Assuming it doesn’t suck, what are the Oscar prospects for the film?
It is opening on an unprecedented number of screens, given its extraction. If it is good, will the Academy recognize it?
Assuming it doesn’t suck, what are the Oscar prospects for the film?
It is opening on an unprecedented number of screens, given its extraction. If it is good, will the Academy recognize it?
I don’t think they’re be any particular bias against it, if that’s what you’re asking. As to its chances, well, it’s an early year film, which has historically been a stumbling block for nominations, though it’s not impossible (SEE: Fargo, Silence of the Lambs). Judging from the trailer, I wouldn’t be surprised to see it in the running for Art Direction and Costumes.

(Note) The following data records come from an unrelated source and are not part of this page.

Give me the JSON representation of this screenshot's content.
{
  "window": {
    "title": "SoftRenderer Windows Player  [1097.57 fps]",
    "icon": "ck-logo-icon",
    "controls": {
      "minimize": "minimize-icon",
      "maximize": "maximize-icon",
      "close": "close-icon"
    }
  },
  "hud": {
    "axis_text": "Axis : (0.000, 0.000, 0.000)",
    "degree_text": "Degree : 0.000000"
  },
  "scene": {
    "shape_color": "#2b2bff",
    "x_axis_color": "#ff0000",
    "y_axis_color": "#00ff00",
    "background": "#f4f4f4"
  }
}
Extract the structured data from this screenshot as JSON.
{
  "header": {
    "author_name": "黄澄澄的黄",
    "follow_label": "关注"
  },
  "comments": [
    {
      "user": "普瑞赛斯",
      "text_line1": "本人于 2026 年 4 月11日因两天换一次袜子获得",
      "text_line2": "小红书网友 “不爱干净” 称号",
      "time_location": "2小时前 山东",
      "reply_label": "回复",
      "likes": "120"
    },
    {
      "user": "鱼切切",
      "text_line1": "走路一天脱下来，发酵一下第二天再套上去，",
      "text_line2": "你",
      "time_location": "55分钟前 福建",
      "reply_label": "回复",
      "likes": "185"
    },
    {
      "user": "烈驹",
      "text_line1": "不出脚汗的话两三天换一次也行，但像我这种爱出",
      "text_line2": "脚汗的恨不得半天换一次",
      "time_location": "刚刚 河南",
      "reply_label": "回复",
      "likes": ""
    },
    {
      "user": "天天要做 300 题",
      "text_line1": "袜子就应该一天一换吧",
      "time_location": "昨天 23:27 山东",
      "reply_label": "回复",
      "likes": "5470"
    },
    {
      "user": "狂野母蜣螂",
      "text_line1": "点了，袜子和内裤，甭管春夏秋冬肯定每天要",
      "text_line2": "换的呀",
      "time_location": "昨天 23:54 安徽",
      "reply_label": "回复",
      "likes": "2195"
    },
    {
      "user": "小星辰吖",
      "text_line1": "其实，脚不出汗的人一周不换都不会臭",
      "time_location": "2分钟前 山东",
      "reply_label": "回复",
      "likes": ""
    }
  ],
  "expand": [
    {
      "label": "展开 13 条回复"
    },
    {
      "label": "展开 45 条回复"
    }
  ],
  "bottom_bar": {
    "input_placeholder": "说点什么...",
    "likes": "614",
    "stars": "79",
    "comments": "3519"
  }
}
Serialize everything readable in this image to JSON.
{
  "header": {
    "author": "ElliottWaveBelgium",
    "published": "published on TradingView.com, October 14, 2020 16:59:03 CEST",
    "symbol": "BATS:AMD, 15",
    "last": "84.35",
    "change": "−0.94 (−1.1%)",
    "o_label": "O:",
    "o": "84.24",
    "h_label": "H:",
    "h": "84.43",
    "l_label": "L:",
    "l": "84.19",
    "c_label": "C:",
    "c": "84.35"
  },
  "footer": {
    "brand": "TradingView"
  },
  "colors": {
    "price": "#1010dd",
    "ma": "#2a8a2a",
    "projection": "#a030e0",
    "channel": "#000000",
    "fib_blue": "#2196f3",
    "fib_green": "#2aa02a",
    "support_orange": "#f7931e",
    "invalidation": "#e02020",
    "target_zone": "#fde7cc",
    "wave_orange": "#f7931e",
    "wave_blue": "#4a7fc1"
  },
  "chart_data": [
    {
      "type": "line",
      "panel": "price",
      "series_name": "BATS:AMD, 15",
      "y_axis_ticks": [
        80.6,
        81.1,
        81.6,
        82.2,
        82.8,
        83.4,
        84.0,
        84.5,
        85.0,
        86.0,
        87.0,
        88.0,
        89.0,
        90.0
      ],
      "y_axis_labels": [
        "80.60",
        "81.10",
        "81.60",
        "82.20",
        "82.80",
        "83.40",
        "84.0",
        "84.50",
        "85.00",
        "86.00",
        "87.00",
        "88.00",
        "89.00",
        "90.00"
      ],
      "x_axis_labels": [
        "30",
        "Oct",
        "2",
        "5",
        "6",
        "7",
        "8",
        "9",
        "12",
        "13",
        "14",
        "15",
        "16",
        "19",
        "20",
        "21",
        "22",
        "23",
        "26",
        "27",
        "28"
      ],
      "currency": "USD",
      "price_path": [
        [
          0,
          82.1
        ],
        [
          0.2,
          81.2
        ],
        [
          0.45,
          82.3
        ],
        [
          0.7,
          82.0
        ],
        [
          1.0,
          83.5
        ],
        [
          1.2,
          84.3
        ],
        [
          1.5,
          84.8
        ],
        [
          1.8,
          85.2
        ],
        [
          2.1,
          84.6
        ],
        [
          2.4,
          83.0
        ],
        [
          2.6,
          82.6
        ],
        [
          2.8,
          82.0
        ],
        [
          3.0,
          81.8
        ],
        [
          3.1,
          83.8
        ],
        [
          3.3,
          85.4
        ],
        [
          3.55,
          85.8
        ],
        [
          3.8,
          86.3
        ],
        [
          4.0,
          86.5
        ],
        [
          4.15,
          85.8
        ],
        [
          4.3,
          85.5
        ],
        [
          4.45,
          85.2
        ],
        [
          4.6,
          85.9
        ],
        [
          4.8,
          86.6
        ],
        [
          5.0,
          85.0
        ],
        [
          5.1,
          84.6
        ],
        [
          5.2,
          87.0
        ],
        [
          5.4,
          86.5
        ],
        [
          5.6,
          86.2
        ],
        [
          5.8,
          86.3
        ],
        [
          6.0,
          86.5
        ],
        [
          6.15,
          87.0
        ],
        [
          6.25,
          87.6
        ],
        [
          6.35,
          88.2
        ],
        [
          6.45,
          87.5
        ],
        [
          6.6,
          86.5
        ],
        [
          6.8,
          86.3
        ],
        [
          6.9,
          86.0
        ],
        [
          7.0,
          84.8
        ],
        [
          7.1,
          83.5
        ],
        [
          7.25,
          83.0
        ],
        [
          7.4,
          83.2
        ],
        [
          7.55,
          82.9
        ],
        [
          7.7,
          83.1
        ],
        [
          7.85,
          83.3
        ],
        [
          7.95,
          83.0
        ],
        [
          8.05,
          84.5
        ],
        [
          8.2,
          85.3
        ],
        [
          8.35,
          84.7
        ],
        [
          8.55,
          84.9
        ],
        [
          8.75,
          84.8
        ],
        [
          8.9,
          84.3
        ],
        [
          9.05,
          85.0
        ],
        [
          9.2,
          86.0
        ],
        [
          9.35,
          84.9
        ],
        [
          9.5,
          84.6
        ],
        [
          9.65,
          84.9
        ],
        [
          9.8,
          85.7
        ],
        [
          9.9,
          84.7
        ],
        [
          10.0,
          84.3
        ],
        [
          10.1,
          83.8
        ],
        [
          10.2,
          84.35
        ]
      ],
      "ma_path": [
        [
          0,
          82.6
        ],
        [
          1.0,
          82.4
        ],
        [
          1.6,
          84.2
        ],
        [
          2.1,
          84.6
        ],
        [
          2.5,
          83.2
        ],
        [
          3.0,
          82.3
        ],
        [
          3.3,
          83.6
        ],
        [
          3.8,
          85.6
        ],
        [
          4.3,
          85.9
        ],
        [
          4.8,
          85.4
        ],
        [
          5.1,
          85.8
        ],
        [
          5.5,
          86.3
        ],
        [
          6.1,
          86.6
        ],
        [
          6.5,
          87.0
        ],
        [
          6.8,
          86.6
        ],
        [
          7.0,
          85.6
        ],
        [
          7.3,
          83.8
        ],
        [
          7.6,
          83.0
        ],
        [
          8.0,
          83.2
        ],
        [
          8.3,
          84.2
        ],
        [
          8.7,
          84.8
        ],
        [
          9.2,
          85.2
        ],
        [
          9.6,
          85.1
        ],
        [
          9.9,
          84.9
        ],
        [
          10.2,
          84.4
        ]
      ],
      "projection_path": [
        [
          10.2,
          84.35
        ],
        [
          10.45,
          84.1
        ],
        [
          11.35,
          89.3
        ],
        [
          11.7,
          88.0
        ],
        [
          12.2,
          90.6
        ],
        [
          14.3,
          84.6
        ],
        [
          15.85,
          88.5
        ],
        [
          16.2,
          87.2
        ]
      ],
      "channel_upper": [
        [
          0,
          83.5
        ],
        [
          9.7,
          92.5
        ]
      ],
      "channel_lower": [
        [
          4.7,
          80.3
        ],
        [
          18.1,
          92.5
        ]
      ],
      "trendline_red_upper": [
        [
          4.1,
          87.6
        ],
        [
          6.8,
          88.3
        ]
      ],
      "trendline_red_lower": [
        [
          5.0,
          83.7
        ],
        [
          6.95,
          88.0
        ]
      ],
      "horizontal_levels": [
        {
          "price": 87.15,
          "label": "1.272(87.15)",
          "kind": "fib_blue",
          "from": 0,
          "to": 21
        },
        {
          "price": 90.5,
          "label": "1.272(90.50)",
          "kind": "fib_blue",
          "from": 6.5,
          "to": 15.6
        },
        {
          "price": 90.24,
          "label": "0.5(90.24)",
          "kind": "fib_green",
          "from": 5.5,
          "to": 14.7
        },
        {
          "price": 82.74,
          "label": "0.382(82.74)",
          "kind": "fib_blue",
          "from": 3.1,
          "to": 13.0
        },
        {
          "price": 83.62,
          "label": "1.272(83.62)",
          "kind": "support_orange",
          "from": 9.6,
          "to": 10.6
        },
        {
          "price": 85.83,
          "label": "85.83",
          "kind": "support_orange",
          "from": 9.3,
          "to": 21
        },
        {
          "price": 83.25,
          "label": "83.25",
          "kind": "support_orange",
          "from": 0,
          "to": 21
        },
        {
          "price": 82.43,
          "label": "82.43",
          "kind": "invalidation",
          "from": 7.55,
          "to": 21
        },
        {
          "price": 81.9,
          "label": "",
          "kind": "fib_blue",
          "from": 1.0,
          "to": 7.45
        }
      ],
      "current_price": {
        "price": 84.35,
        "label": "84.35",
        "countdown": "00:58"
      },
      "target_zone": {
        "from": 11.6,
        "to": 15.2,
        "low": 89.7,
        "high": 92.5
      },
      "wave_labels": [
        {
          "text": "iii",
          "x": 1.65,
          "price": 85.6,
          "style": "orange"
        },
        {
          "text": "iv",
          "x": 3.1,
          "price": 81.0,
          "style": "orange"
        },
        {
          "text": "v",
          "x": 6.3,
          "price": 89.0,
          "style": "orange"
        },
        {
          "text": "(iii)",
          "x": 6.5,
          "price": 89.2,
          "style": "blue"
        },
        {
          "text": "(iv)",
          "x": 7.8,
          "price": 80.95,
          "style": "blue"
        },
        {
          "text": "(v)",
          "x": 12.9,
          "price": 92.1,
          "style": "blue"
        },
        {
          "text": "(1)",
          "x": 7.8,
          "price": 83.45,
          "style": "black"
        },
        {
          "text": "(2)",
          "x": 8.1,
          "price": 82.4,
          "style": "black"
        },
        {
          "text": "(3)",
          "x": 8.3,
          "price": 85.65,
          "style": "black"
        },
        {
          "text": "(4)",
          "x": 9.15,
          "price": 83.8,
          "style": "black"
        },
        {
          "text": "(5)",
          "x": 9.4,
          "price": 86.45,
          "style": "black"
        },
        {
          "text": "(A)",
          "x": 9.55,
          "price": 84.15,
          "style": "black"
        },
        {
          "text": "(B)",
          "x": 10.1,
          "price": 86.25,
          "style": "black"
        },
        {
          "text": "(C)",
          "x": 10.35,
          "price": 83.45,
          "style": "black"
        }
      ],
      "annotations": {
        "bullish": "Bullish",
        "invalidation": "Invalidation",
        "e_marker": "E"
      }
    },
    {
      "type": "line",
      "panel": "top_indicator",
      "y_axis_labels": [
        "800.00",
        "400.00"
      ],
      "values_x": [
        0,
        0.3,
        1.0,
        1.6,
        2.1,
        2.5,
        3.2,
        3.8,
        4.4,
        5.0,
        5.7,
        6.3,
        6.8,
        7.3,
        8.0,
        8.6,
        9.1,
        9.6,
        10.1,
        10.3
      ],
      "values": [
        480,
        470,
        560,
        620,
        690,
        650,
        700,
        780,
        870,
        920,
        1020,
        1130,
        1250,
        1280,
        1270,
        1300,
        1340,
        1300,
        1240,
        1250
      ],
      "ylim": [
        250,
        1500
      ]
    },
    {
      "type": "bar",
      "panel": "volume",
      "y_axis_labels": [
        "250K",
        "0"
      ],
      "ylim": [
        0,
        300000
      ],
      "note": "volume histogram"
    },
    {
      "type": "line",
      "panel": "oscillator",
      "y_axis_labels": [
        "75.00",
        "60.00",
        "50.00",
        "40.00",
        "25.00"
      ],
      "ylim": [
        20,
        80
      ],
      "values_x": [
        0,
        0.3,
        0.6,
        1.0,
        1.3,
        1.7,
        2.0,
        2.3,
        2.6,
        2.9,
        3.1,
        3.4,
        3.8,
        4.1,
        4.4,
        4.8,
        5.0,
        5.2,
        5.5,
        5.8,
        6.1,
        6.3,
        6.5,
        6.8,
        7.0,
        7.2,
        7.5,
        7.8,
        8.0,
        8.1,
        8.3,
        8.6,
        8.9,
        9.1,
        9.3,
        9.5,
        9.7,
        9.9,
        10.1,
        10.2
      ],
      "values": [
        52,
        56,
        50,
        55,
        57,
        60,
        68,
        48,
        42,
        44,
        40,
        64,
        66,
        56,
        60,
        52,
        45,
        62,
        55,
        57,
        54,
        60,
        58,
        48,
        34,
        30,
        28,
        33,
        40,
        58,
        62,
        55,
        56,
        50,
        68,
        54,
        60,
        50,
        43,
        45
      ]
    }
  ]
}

Kinda hard to handicap a movie nobody’s seen, isn’t it? I can see the Academy shying away a little if there’s a huge uproar, but they did just give Polanski an Oscar last year.
Just wanted to clarify, you’re not talking about the Oscars whose nominations will be announced in a couple of weeks, right? Because its release doesn’t qualify. It’ll be next year, if it is.
Since only a few people have seen it, and reaction has been varying wildly (though tending fairly positive), it’s impossible to handicap at this point for next year’s contest. I suspect it’ll get a push, because Gibson is an Oscar-winning director and all that (gag), but I dunno.
Let me see it first. Then I’ll know more.
No. 2005 Oscars.
Errr, 2004 Oscars.
Won’t it go into the “best film not in the English language”? That is if it is nominated.
If i read correctly the whole thing has been done in Aramaic and “street Latin”.
(Trailer looks v.good!)
Because of the strange process of nomination for this category, probably not (look up the real titles of the categories for the Oscars sometime, you’d be surprised). There has to be a country that will nominate it, and there’s no process to nominate a film not made in English that’s produced in the United States (or more accurately, with American money). John Sayles’ Men With Guns was widely thought at having been robbed of a nomination a few years ago because of this reason. It’s also a problem when you don’t have a country… Divine Intervention was denied an entry last year because the Academy didn’t consider “Palestine” a country, though they’ve relented this year. And even then you’ve got to win your country’s nomination, which lead to the unusual situation last year of Pedro Almodovar’s Talk to Her winning Best Original Screenplay while the film itself was ineligble for Foreign Language Film because Spain chose Los Lunes Al Sol, which wasn’t even nominated in the final run (and Talk to Her would likely have won).
Even though there is a separate category for Best Foreign Language Film, foreign-language features are also eligible for Best Picture if they played commercially in Los Angeles County for seven days.
There are several examples of foreign-language features being nominated for Best Picture, including Grand Illusion (1938), Z (1969), The Emigrants (1972), Cries and Whispers (1973), Il Postino (1994), Life Is Beautiful (1997), and Crouching Tiger, Hidden Dragon (2000).